The declaration calls for the establishment of a new global initiative/coalition on health, environment and climate change to drive forward actions that will protect and promote health and reduce harmful impacts on the environment and climate.
Air pollution alone kills about 6.5 million people a year. It also generates very considerable short-lived climate emissions of black carbon, methane and ozone, which warm the planet, accelerate the melting of glacial water reserves critical to health and livelihoods, and stunt agricultural production. Hundreds of thousands more deaths each year are due to direct climate change impacts like more extreme heat waves, weather emergencies, drought, and increased vector-borne disease transmission.

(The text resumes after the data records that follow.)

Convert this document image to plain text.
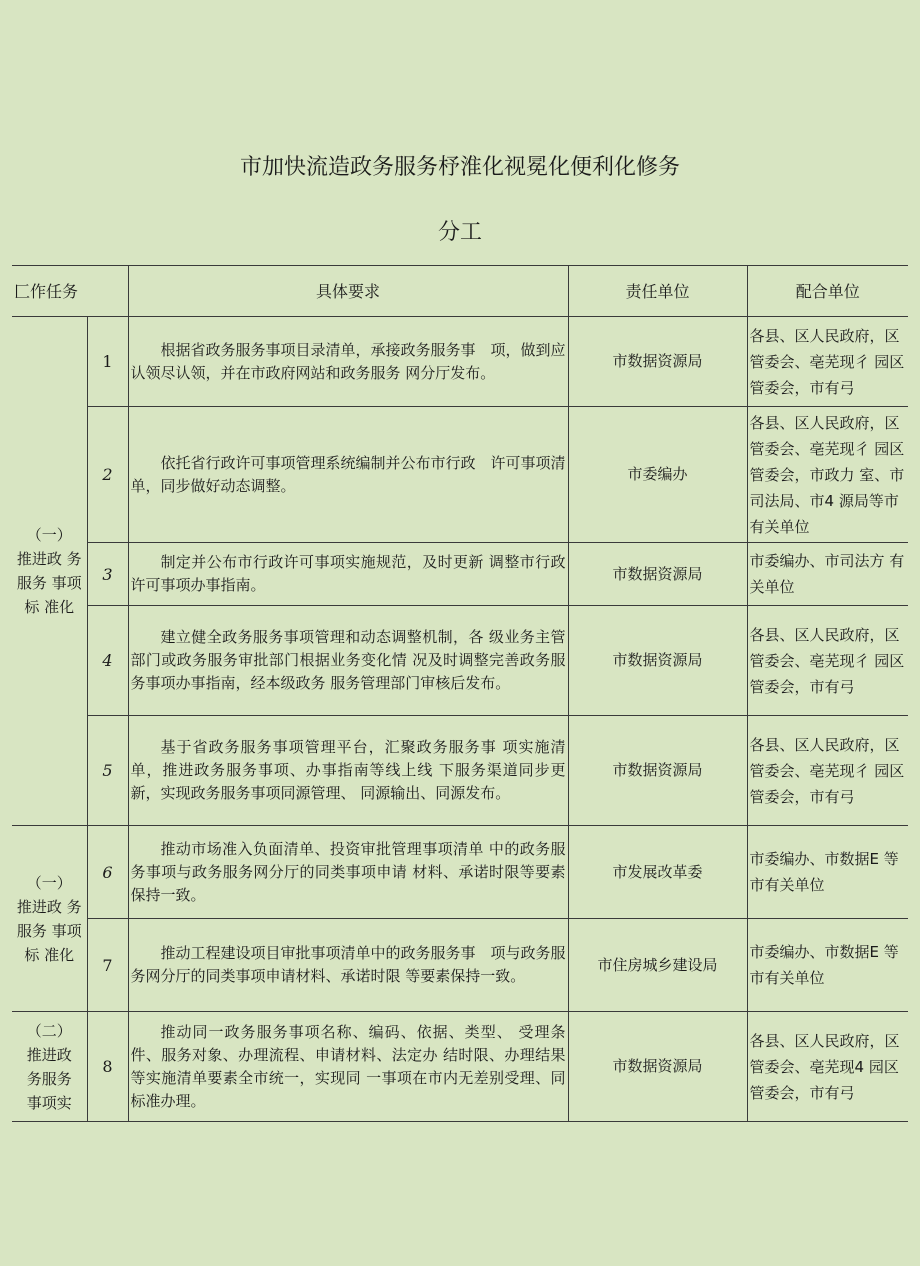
市加快流造政务服务杼淮化视冕化便利化修务
分工
匚作任务		具体要求	责任单位	配合单位
（一）
推进政 务
服务 事项
标 准化	1	根据省政务服务事项目录清单，承接政务服务事　项，做到应认领尽认领，并在市政府网站和政务服务 网分厅发布。	市数据资源局	各县、区人民政府，区管委会、亳芜现彳 园区管委会，市有弓
	2	依托省行政许可事项管理系统编制并公布市行政　许可事项清单，同步做好动态调整。	市委编办	各县、区人民政府，区管委会、亳芜现彳 园区管委会，市政力 室、市司法局、市4 源局等市有关单位
	3	制定并公布市行政许可事项实施规范，及时更新 调整市行政许可事项办事指南。	市数据资源局	市委编办、市司法方 有关单位
	4	建立健全政务服务事项管理和动态调整机制，各 级业务主管部门或政务服务审批部门根据业务变化情 况及时调整完善政务服务事项办事指南，经本级政务 服务管理部门审核后发布。	市数据资源局	各县、区人民政府，区管委会、亳芜现彳 园区管委会，市有弓
	5	基于省政务服务事项管理平台，汇聚政务服务事 项实施清单，推进政务服务事项、办事指南等线上线 下服务渠道同步更新，实现政务服务事项同源管理、 同源输出、同源发布。	市数据资源局	各县、区人民政府，区管委会、亳芜现彳 园区管委会，市有弓
（一）
推进政 务
服务 事项
标 准化	6	推动市场准入负面清单、投资审批管理事项清单 中的政务服务事项与政务服务网分厅的同类事项申请 材料、承诺时限等要素保持一致。	市发展改革委	市委编办、市数据E 等市有关单位
	7	推动工程建设项目审批事项清单中的政务服务事　项与政务服务网分厅的同类事项申请材料、承诺时限 等要素保持一致。	市住房城乡建设局	市委编办、市数据E 等市有关单位
（二）
推进政
务服务
事项实	8	推动同一政务服务事项名称、编码、依据、类型、 受理条件、服务对象、办理流程、申请材料、法定办 结时限、办理结果等实施清单要素全市统一，实现同 一事项在市内无差别受理、同标准办理。	市数据资源局	各县、区人民政府，区管委会、亳芜现4 园区管委会，市有弓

The declaration recognises that well designed policies to protect the environment will result in reducing the global burden of disease attributable to the environment, as well as the rise of non-communicable diseases (NCDs), such as stroke, heart disease, cancers and chronic respiratory diseases. NCDs account for nearly two-thirds of the total deaths — or 8.2 million deaths — caused by unhealthy environments.
The Ministerial high-level meeting on Health, Environment and Climate Change took place on 15 November 2016 in Marrakech, Morocco.